End-of-Mission press releases present IMF staff's preliminary findings following a visit to a country. The views expressed in this statement are those of staff and do not reflect those of the IMF Executive Board. Based on the preliminary findings, staff will prepare a report that, subject to management approval, will be presented to the IMF's Executive Board for discussion and decision about the completion of review.
- IMF staff and the Serbian authorities have reached staff-level agreement on the Second Review under the Fund's Policy Coordination Instrument (PCI) subject to approval by the IMF Executive Board.
- Growth has slowed as the economy has been buffeted by global trade tensions, protests, political uncertainty, and sanctions on the oil company, NIS. Poor agricultural harvests reignited food price pressures, but headline inflation eased in September, reflecting temporary price and margin controls on food and household essentials.
- Serbia's macroeconomic resilience positions the economy well for a rebound of growth once temporary shocks subside.

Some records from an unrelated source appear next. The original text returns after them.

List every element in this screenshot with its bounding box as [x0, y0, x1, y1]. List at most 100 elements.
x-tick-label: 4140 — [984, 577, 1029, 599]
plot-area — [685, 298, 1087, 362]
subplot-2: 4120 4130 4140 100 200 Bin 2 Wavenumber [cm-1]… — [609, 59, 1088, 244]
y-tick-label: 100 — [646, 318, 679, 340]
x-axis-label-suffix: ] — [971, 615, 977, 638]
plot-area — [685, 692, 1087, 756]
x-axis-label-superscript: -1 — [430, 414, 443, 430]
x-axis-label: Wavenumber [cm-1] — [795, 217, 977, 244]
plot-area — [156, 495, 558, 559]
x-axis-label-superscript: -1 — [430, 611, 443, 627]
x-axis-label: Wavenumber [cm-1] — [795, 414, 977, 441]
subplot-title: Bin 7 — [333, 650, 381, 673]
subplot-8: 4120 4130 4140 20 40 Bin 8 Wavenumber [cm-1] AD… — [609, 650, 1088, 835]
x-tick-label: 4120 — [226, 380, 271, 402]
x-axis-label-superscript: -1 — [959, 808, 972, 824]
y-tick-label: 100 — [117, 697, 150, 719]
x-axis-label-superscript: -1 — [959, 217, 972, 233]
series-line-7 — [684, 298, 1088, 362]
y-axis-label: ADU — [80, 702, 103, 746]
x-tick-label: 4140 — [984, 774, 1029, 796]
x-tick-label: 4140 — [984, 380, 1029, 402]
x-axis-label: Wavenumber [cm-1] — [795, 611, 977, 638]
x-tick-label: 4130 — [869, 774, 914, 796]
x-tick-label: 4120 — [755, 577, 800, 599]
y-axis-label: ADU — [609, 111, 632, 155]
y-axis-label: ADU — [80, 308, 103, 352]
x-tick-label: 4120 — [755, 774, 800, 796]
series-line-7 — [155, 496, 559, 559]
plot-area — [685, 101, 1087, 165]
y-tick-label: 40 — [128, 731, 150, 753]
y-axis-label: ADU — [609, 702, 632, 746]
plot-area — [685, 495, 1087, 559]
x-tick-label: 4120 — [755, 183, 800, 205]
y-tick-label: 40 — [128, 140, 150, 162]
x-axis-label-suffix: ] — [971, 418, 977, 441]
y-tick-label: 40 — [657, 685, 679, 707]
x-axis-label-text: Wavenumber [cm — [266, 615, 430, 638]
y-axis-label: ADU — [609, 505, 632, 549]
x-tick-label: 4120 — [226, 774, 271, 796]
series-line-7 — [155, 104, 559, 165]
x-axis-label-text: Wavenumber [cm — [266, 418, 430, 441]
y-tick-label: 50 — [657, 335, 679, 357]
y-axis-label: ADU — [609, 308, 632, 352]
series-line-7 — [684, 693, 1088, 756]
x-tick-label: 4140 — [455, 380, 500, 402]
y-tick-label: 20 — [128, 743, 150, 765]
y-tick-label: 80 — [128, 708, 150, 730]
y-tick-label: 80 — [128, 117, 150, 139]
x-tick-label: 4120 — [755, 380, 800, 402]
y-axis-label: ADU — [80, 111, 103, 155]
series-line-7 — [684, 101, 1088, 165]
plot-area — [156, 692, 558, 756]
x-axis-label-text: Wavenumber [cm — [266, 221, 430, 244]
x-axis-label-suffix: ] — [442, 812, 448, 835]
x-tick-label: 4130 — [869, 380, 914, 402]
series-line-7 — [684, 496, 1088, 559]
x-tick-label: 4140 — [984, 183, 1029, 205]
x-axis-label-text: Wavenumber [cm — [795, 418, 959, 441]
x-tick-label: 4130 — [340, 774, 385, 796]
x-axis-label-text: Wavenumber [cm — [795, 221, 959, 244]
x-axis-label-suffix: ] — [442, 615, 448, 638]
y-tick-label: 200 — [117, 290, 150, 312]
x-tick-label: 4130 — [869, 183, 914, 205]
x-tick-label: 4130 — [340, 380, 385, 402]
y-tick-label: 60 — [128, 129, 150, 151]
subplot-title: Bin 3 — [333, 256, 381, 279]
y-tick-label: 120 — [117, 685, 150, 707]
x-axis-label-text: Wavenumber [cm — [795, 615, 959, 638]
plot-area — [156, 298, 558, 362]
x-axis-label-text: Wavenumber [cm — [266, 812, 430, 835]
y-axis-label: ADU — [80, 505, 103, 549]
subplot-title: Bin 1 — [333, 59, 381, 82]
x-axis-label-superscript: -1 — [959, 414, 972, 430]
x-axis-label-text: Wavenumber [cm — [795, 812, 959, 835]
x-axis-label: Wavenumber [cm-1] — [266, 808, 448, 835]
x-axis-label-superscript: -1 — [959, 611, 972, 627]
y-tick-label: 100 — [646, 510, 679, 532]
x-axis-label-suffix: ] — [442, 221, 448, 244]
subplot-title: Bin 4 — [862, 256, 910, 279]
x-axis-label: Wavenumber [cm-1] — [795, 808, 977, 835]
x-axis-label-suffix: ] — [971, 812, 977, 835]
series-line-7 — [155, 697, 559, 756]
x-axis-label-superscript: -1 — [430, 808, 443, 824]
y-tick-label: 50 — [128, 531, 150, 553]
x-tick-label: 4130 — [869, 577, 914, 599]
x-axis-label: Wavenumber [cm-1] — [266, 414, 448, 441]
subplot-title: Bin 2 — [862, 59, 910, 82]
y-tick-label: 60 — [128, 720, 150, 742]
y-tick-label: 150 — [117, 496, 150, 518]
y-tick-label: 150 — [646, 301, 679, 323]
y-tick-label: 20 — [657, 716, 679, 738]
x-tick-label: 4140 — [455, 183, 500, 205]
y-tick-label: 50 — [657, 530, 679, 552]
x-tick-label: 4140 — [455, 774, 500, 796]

Household spending remains supported by continued gains in disposable income, the banking sector is resilient, foreign exchange reserves are ample, and public debt is low.
- The authorities remain committed to maintaining a fiscal deficit ceiling of 3.0 percent of GDP during 2025-27 and to the special fiscal rules on public wages and pensions. The PCI supports the authorities' efforts to advance fiscal-structural and energy sector reforms.
Belgrade, Serbia: An International Monetary Fund (IMF) mission, led by Ms. Annette Kyobe, visited Belgrade during October 22–30, 2025 to conduct discussions on the Second Review under the Policy Coordination Instrument (PCI). At the end of the discussions, the mission issued the following statement:
"Economic activity has slowed amid both external and domestic challenges. Growth in 2025 is projected at 2.1 percent, reflecting weaker public investment, lower FDI inflows, and weaker consumption. After temporarily rising above the upper bound of the NBS's tolerance band due to higher food prices from poor harvests, headline inflation eased to 2.9 percent in September, reflecting price and margin controls on food and household essentials.
Growth is projected to recover to 3 percent in 2026 on continued gains in household disposable income, supportive credit conditions, new manufacturing export capacities, and the resolution of NIS-related energy supply uncertainty. Inflation in 2026 is likely to rise moderately. The current account deficit is projected to widen to around 6 percent of GDP before moderating, and foreign exchange reserves are expected to remain at comfortable levels.
Risks to the outlook are on the downside. A protracted resolution of NIS and domestic political tensions could weaken economic activity. The risks are cushioned by significant fiscal and external buffers, including high foreign exchange reserves and government deposits, a resilient banking sector and moderate public debt.
Maintaining prudent macroeconomic policy is essential to safeguarding credibility while preserving policy space to respond to shocks. The 3.0 percent of GDP ceiling on fiscal deficits—striking an appropriate balance between current spending needs and investments—is a fundamental policy anchor.
The authorities are strengthening public investment management, with further gains achievable through enhanced cost-benefit analyses, fiscal risk assessments, and stronger procurement practices. The authorities are also committed to improving fiscal transparency and are making good progress toward completing Serbia's first tax expenditure report, conducting an actuarial study of the pension system, and publishing additional fiscal data related to mineral resources, state-owned enterprises (SOEs), and municipal finances.
Energy sector reforms are progressing, but further efforts are needed to secure the financial sustainability and operational efficiency of energy SOEs. Serbia is pursuing a range of critical energy investments, and given the sector's significant financing needs, prioritizing the most cost-effective projects will be key to strengthening both economic performance and energy security.
The current monetary policy stance remains appropriate and continues to underpin Serbia's macroeconomic stability, including by looking through temporary price fluctuations. As the effects of price and margin controls are expected to dissipate over time, the authorities should stay vigilant to potential upside inflation risks.
The mission welcomed the authorities' intention to phase out the price and margin controls as planned, by end-February. The authorities are committed to resolving the sanctions on NIS in a way that ensures uninterrupted petroleum supply in Serbia.
The IMF team would like to thank all their counterparts for their hospitality and open and constructive discussions."